Genetiği Değiştirilmiş Organizmalar (GDO’lar), bazı bitki ve hayvanların, genetik materyallerinin, yani DNA’larının doğal olmayan yollar kullanılarak değiştirilmeleriyle oluşturuluyor. Bu tekniklere, “modern biyoteknoloji” ya da “gen teknolojisi” deniyor. Farklı canlı türleri arasında belirli bazı genlerin bir organizmadan diğerine transferinin yapıldığı bu teknolojiye, “rekombinant DNA teknolojisi” ya da “genetik mühendisiliği” de deniyor. Hayvanlar üzerinde yapılan çalışmalar, bitkiler üzerinde yapılanlara göre daha yeni ve geliştirilme aşamasında bulunuyor; rekombinant DNA’lı hayvanlardan sağlanan yiyeceklerin güvenli olup olmadığı hakkında henüz yeterince bilgi bulunmuyor. Oysa 1990’ların ilk yıllarından beri genetiği değiştirilmiş (GD) bitkiler yaratılıyor ve bu bitkilerin ürünü olarak GD mahsuller elde ediliyor.

Biyoteknolojinin potansiyel yararları şunlar: Gıdaların besin değerini artırmak ve uzun süre bozulmamalarını sağlamak, gıdaların alerjik özelliklerini ortadan kaldırmak, gıda üretiminde verimliliği artırmak, gıda bolluğu oluşturmak ve gıda fiyatlarını düşürmek, böcekler ve virüsler tarafından oluşturulan bitki hastalıklarına karşı dirençli bitkiler yetiştirmek, zararlı otlar için kullanılan herbisitlere (bitki ilaçlarına) karşı ürünlerin tolaranslı olmasını sağlamak… Geleneksel yöntemlerle istenilen tarımsal ürünleri elde etmek zaman alıcıdır ve elde edilen sonuçlarda kesinlik azdır.
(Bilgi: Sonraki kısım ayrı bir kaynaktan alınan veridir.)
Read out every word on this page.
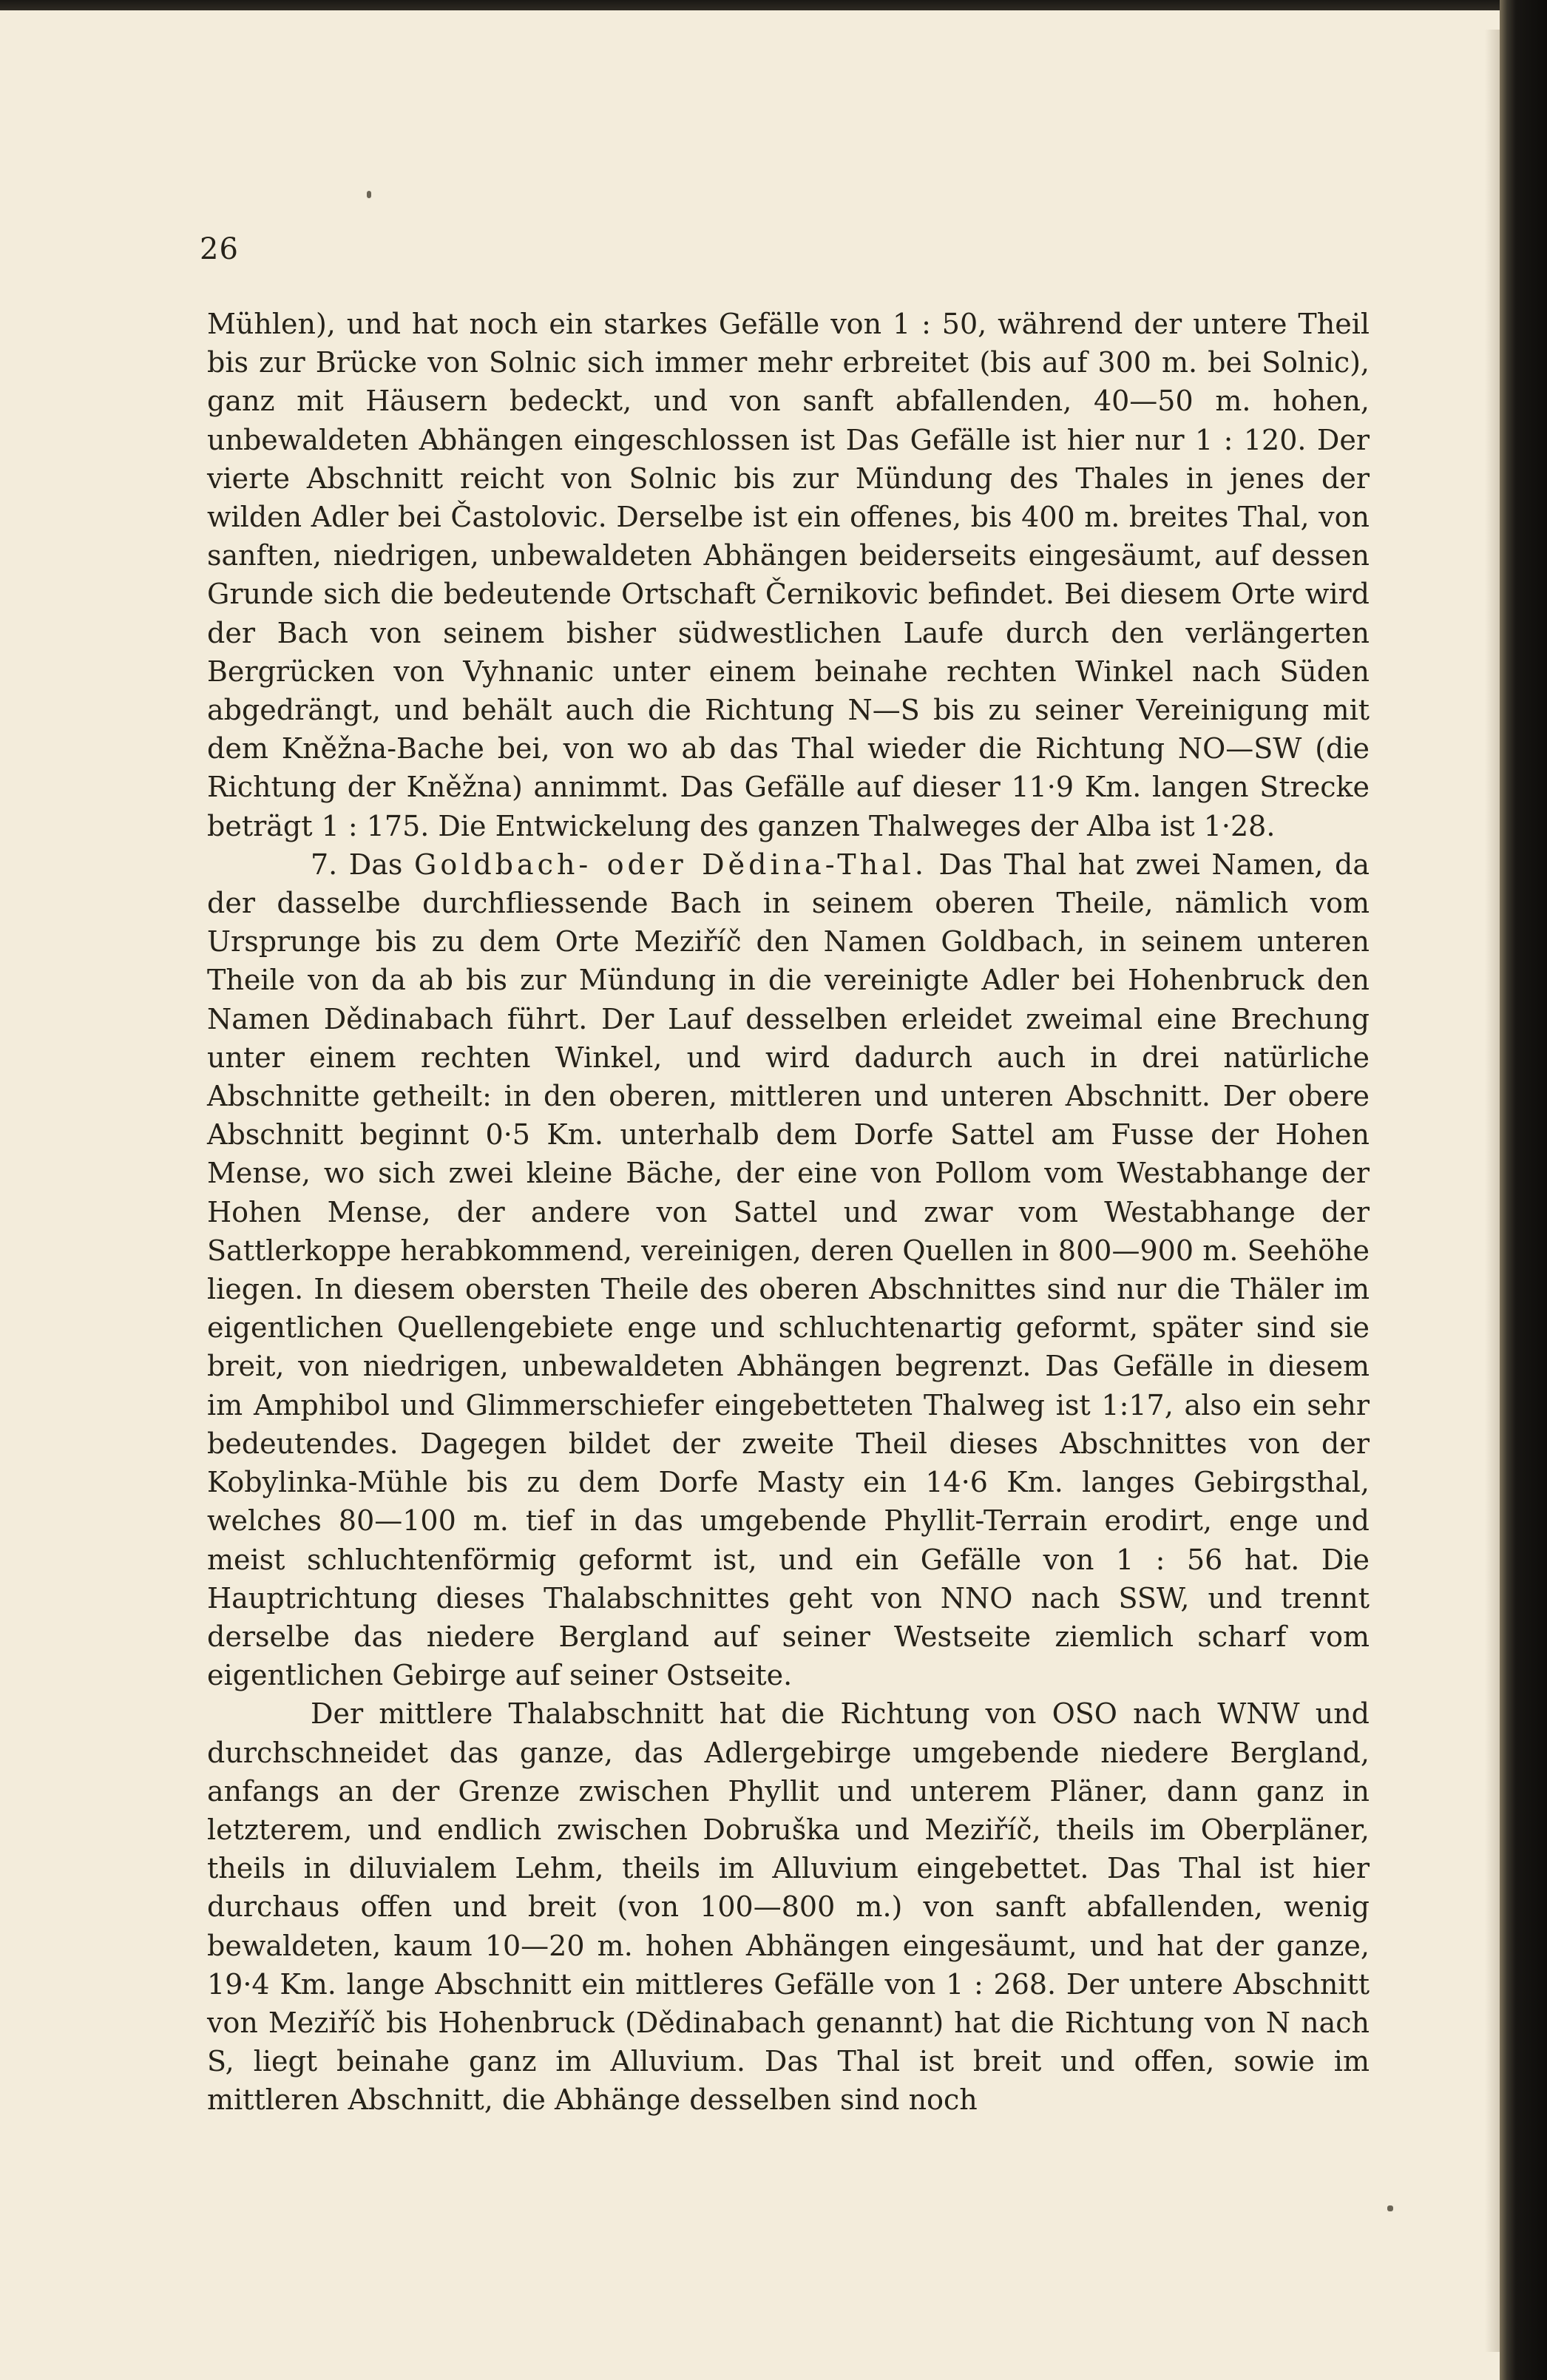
26

Mühlen), und hat noch ein starkes Gefälle von 1 : 50, während der untere Theil bis zur Brücke von Solnic sich immer mehr erbreitet (bis auf 300 m. bei Solnic), ganz mit Häusern bedeckt, und von sanft abfallenden, 40—50 m. hohen, unbewaldeten Abhängen eingeschlossen ist Das Gefälle ist hier nur 1 : 120. Der vierte Abschnitt reicht von Solnic bis zur Mündung des Thales in jenes der wilden Adler bei Častolovic. Derselbe ist ein offenes, bis 400 m. breites Thal, von sanften, niedrigen, unbewaldeten Abhängen beiderseits eingesäumt, auf dessen Grunde sich die bedeutende Ortschaft Černikovic befindet. Bei diesem Orte wird der Bach von seinem bisher südwestlichen Laufe durch den verlängerten Bergrücken von Vyhnanic unter einem beinahe rechten Winkel nach Süden abgedrängt, und behält auch die Richtung N—S bis zu seiner Vereinigung mit dem Kněžna-Bache bei, von wo ab das Thal wieder die Richtung NO—SW (die Richtung der Kněžna) annimmt. Das Gefälle auf dieser 11·9 Km. langen Strecke beträgt 1 : 175. Die Entwickelung des ganzen Thalweges der Alba ist 1·28.

7. Das Goldbach- oder Dědina-Thal. Das Thal hat zwei Namen, da der dasselbe durchfliessende Bach in seinem oberen Theile, nämlich vom Ursprunge bis zu dem Orte Meziříč den Namen Goldbach, in seinem unteren Theile von da ab bis zur Mündung in die vereinigte Adler bei Hohenbruck den Namen Dědinabach führt. Der Lauf desselben erleidet zweimal eine Brechung unter einem rechten Winkel, und wird dadurch auch in drei natürliche Abschnitte getheilt: in den oberen, mittleren und unteren Abschnitt. Der obere Abschnitt beginnt 0·5 Km. unterhalb dem Dorfe Sattel am Fusse der Hohen Mense, wo sich zwei kleine Bäche, der eine von Pollom vom Westabhange der Hohen Mense, der andere von Sattel und zwar vom Westabhange der Sattlerkoppe herabkommend, vereinigen, deren Quellen in 800—900 m. Seehöhe liegen. In diesem obersten Theile des oberen Abschnittes sind nur die Thäler im eigentlichen Quellengebiete enge und schluchtenartig geformt, später sind sie breit, von niedrigen, unbewaldeten Abhängen begrenzt. Das Gefälle in diesem im Amphibol und Glimmerschiefer eingebetteten Thalweg ist 1:17, also ein sehr bedeutendes. Dagegen bildet der zweite Theil dieses Abschnittes von der Kobylinka-Mühle bis zu dem Dorfe Masty ein 14·6 Km. langes Gebirgsthal, welches 80—100 m. tief in das umgebende Phyllit-Terrain erodirt, enge und meist schluchtenförmig geformt ist, und ein Gefälle von 1 : 56 hat. Die Hauptrichtung dieses Thalabschnittes geht von NNO nach SSW, und trennt derselbe das niedere Bergland auf seiner Westseite ziemlich scharf vom eigentlichen Gebirge auf seiner Ostseite.

Der mittlere Thalabschnitt hat die Richtung von OSO nach WNW und durchschneidet das ganze, das Adlergebirge umgebende niedere Bergland, anfangs an der Grenze zwischen Phyllit und unterem Pläner, dann ganz in letzterem, und endlich zwischen Dobruška und Meziříč, theils im Oberpläner, theils in diluvialem Lehm, theils im Alluvium eingebettet. Das Thal ist hier durchaus offen und breit (von 100—800 m.) von sanft abfallenden, wenig bewaldeten, kaum 10—20 m. hohen Abhängen eingesäumt, und hat der ganze, 19·4 Km. lange Abschnitt ein mittleres Gefälle von 1 : 268. Der untere Abschnitt von Meziříč bis Hohenbruck (Dědinabach genannt) hat die Richtung von N nach S, liegt beinahe ganz im Alluvium. Das Thal ist breit und offen, sowie im mittleren Abschnitt, die Abhänge desselben sind noch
Oysa genetik mühendislikle, arzu edilen özelliklere sahip bitkiler kısa süreler içinde, kesin sonuçlar alınarak, elde ediliyor.
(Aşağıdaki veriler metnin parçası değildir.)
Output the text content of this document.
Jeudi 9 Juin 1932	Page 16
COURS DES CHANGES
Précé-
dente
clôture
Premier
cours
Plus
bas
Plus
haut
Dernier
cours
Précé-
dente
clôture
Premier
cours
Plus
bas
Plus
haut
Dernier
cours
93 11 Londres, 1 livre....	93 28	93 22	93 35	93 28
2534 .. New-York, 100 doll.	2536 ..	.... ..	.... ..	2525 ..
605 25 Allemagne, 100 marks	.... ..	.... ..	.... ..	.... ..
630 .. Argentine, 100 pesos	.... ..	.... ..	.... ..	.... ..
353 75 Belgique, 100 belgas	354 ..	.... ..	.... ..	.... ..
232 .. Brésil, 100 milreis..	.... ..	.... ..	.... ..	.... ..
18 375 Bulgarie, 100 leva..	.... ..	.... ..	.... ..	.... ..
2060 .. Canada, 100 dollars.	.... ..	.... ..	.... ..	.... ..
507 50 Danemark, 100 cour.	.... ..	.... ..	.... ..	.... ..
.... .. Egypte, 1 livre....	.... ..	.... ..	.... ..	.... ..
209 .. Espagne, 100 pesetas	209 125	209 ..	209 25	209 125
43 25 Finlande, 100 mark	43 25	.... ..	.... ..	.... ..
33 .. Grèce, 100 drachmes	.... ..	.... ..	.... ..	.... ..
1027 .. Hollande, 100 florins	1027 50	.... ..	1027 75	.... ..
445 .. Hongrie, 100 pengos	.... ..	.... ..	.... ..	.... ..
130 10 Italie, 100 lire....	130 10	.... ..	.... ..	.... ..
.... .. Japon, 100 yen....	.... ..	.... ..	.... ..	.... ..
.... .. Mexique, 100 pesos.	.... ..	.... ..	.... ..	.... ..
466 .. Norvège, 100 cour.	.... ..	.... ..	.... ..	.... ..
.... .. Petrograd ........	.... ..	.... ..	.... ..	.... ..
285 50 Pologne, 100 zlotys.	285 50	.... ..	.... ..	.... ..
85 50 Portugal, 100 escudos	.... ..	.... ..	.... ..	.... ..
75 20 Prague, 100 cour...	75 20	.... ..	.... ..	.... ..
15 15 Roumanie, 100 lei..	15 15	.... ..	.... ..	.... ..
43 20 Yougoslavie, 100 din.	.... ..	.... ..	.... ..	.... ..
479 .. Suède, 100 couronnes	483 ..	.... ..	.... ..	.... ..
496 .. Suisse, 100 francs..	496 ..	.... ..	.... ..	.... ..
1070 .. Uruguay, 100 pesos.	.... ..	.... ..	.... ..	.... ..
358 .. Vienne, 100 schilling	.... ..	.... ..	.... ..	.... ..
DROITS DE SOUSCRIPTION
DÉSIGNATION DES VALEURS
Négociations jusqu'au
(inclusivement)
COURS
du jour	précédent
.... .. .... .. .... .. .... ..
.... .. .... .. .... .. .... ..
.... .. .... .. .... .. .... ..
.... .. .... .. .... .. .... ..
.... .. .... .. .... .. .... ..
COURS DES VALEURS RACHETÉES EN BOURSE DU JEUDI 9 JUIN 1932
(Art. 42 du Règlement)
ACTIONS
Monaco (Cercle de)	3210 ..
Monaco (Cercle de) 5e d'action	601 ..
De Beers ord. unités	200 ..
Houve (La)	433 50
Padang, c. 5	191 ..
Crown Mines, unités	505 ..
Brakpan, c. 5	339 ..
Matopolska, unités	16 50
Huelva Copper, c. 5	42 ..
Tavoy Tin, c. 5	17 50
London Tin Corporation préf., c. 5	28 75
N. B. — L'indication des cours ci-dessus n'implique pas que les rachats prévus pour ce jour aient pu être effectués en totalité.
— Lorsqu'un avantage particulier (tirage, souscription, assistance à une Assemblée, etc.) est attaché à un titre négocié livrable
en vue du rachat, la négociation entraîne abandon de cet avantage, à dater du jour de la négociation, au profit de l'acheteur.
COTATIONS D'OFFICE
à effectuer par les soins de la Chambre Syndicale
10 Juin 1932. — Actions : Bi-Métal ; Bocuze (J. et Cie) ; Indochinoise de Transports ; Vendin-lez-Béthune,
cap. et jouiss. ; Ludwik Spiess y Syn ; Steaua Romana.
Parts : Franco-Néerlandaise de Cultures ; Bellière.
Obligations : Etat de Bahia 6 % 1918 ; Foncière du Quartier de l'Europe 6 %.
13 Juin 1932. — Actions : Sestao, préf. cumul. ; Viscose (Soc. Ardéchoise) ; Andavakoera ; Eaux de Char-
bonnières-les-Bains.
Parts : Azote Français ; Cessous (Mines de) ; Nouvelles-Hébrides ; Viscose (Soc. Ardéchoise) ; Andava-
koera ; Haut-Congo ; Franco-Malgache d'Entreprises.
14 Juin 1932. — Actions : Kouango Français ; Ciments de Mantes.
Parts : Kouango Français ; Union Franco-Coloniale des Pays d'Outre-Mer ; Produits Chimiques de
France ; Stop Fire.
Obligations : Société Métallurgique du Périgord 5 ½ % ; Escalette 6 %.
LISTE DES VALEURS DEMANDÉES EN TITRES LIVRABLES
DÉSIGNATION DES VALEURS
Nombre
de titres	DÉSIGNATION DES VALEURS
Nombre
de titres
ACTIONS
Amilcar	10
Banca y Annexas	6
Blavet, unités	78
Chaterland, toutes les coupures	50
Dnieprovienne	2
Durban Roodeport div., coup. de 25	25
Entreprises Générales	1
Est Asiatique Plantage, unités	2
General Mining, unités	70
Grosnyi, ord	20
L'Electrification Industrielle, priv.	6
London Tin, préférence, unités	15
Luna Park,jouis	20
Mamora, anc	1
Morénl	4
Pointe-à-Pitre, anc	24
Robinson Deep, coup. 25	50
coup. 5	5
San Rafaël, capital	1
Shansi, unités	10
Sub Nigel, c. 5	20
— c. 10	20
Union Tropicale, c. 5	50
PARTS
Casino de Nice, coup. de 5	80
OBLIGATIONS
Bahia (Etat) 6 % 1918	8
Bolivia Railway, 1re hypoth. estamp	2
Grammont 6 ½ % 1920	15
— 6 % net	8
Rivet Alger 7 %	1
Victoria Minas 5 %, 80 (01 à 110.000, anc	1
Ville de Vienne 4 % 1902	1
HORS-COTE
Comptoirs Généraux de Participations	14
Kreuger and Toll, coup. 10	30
Biyoteknolojiyi kullanarak gıda ve tarım alanında başka ilerlemeler de gerçekleştirilebilir? Örnek mi?.. Kuraklığa dayanıklı bitkiler, tuzlu topraklarda yetişebilen bitkiler, soğuğa ve don olayına dayanıklı bitkiler, aşı üreten bitkiler ve hayvanlar, besin değeri yüksek bitkiler gibi… Örneğin üretimi gerçekleşmiş olan “altın pirinç”te yüksek miktarda vitamin A bulunuyor; peki, örneğin bolca demir içeren pirinç üretimi neden olmasın?.. Tüm bunların gelecekte geliştirilmesi mümkün görünüyor.

Şu anda pazara çıkmış tüm GD ürünlerse şu özelliklere sahip: Böcek hasarına karşı direnç, viral bitki enfeksiyonlarına karşı direnç ve belli bazı bitki ilaçlarına tolerans… Bu özelliklere sahip GDO’lar için kullanılan genler mikroorganizmalardan alınmış durumda.
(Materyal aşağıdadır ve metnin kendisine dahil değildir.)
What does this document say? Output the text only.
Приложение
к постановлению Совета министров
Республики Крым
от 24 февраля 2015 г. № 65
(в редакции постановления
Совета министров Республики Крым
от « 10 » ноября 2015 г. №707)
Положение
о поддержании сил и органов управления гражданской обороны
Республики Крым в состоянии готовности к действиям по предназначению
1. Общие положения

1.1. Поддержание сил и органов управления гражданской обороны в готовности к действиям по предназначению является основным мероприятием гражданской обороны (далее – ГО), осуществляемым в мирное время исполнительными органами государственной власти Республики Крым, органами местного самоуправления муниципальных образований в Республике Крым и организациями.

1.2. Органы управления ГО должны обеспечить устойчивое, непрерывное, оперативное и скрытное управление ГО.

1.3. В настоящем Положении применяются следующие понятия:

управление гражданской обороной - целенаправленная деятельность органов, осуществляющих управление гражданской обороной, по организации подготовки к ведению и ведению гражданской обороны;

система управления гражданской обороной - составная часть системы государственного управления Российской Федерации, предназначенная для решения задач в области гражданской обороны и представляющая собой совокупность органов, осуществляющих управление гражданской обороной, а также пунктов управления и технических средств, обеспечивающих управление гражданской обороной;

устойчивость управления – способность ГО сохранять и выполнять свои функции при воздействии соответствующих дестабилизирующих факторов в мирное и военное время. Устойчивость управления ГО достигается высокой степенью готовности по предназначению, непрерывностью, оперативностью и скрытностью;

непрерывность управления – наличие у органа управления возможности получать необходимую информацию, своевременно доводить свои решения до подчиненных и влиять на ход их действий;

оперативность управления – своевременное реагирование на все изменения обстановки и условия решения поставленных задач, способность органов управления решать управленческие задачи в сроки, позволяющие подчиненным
Bitkilerin böceklere karşı dirençli olması, BT (Bacillus Thuringiensis) adlı bakteriden toksin üreten bir genin, bitkiye aktarılmasıyla sağlanıyor. Bu toksin insanlara zarar vermiyor ve tarımda böcek ilacı olarak zaten kullanılıyor. Bu toksini kalıcı biçimde üreten bitkiler, yani GD ürünler, daha az böcek ilacı kullanımıyla yetiştirilebiliyor.

Bitkilerde hastalık oluşturan belli bazı virüsler kullanılarak, GD ürünlerin bu virüslere karşı dirençli olmaları sağlanıyor. Böylelikle GD bitkilerin bu hastalıklara daha az yakalanması ve mahsul miktarında artış sağlanabiliyor.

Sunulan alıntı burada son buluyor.